Плавно покачиваясь, поезд быстро удалялся от Берлина все дальше и дальше на восток, к польской границе, оставляя позади сосновые рощи, озера и болотца, которых не счесть в земле Бранденбург. Но Макс, подтянутый белокурый молодой человек, еще мог видеть темнеющий вдалеке знаменитый Шпреевальд. Когда-то эта земля была самой большой провинцией Пруссии. Именно здесь тысячу лет назад происходили захватывающие события в биографии знаменитого императора Оттона I, основателя Священной Римской империи. Макс много читал об истории Бранденбурга и теперь, пристально вглядываясь в проплывающие за окном ландшафты, явственно представлял себе тевтонских рыцарей, скачущих по здешним лесам в поисках приключений, славы и богатства.
Он был не один в уютном мягком купе. Напротив сидели и потягивали чай с лимоном двое его спутников. Один, поджарый старик, доктор медицины Ганс Оркельназель. Другой, высоченного роста лысый мужчина почтенных лет, но всё ещё крепкий на вид, профессор истории и лингвистики Франц Гестэрнтагер. Какое-то время все трое молчали, хотя немного нашлось бы на свете людей способных подобно этим мужам идеально логически и грамматически излагать свои мысли, которые у них, к слову, всегда имелись. Ныне так уж не говорят. Речь превратилась в утилитарное средство коммуницирования, совсем утратив эстетический флёр былых времён. Но не для этих троих.
Ещё раз бросив взгляд в окно на убегавший в западном направлении пейзаж, Макс первым нарушил молчание.

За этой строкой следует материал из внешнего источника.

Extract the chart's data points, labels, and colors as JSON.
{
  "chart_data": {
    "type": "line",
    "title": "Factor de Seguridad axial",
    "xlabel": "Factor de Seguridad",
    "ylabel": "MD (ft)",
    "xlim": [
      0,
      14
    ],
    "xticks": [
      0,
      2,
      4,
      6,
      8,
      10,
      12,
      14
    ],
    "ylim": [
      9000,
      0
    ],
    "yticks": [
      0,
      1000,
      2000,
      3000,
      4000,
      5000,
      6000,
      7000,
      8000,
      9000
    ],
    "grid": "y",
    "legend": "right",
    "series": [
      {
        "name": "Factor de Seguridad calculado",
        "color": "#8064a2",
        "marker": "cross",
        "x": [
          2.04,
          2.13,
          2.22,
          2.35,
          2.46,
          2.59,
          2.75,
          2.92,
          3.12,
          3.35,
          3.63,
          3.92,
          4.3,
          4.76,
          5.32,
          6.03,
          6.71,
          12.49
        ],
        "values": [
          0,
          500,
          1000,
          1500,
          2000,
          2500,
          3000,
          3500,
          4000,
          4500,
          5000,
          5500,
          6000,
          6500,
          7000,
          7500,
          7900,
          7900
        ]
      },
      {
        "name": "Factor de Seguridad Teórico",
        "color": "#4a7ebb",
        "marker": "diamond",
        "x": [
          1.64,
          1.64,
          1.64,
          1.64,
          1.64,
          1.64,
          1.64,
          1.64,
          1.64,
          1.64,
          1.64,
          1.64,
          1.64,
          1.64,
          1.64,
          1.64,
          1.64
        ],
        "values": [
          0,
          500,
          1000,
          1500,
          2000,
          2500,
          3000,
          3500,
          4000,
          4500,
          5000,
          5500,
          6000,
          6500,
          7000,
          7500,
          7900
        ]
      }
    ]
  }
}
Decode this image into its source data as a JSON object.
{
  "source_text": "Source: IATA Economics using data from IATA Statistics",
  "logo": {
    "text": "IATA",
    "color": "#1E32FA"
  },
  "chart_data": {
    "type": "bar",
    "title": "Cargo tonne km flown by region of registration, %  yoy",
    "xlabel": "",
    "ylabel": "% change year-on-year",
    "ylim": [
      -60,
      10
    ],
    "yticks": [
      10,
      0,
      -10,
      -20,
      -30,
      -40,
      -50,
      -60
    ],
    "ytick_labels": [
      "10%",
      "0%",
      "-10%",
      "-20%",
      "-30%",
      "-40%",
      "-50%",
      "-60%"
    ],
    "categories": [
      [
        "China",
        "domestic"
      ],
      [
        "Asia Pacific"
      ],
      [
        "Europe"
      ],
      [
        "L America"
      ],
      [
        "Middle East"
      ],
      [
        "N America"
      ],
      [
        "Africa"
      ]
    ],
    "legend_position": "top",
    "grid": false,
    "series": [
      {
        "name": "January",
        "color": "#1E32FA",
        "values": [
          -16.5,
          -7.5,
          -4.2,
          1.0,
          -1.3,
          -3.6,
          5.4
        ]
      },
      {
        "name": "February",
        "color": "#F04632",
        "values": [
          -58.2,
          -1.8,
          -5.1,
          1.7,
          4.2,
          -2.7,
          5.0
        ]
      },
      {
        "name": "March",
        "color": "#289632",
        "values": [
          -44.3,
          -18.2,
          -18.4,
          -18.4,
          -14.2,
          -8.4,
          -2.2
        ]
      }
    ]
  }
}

– И всё-таки, почему вы решили ехать поездом, профессор? – сказал он, обращаясь к Гестэрнтагеру. Тот отхлебнул из стакана и тоже задумчиво посмотрел в окно.
– Мой юный друг, – отвечал он затем с невозмутимым видом, – в Россию лучше погружаться постепенно.
– Warum? 1 1 Почему (нем.)
– удивился Макс, откусывая бутерброд с любимой колбасой «Kalbslebenwurst 2 2 Телячья колбаса (нем.)
».
– Это же очевидно, – охотно продолжил свою мысль Гестэрнтагер. – Что есть самолёт? По сути – лифт. На одном этаже дверь закрывается, на другом открывается, и вот ты уже в другом месте, даже не успев как следует подумать о цели своего перемещения в пространстве. Лифт переносит нас из точки А в точку Б словно багаж в контейнере, совершенно уничтожая расстояние. Это оправдано, если ты путешествуешь, скажем, из Берлина в Амстердам или, к примеру, из Будапешта в Барселону. Между этими городами, по большому счёту, нет никакой разницы. И в пути мы не заметим ничего принципиально нового для себя. Но Россия – совсем другое дело. Иной мир, непостижимый даже для самих русских. Медленно погружаясь в Россию, я надеюсь подготовить себя наилучшим образом к встрече с русским простолюдином, внезапно заговорившем на старом верхненемецком языке. – Тут профессор потёр блестящий шар своей головы, как бы приводя в порядок имеющиеся в ней мысли. – Повторюсь ещё раз, уже много веков – это мёртвый язык. У меня ушло немало времени на его изучение. И я должен понять, с чего это малообразованный русский мужик по фамилии Кузькин выучил его после удара не очень тяжёлым предметом по совершенно пустой голове.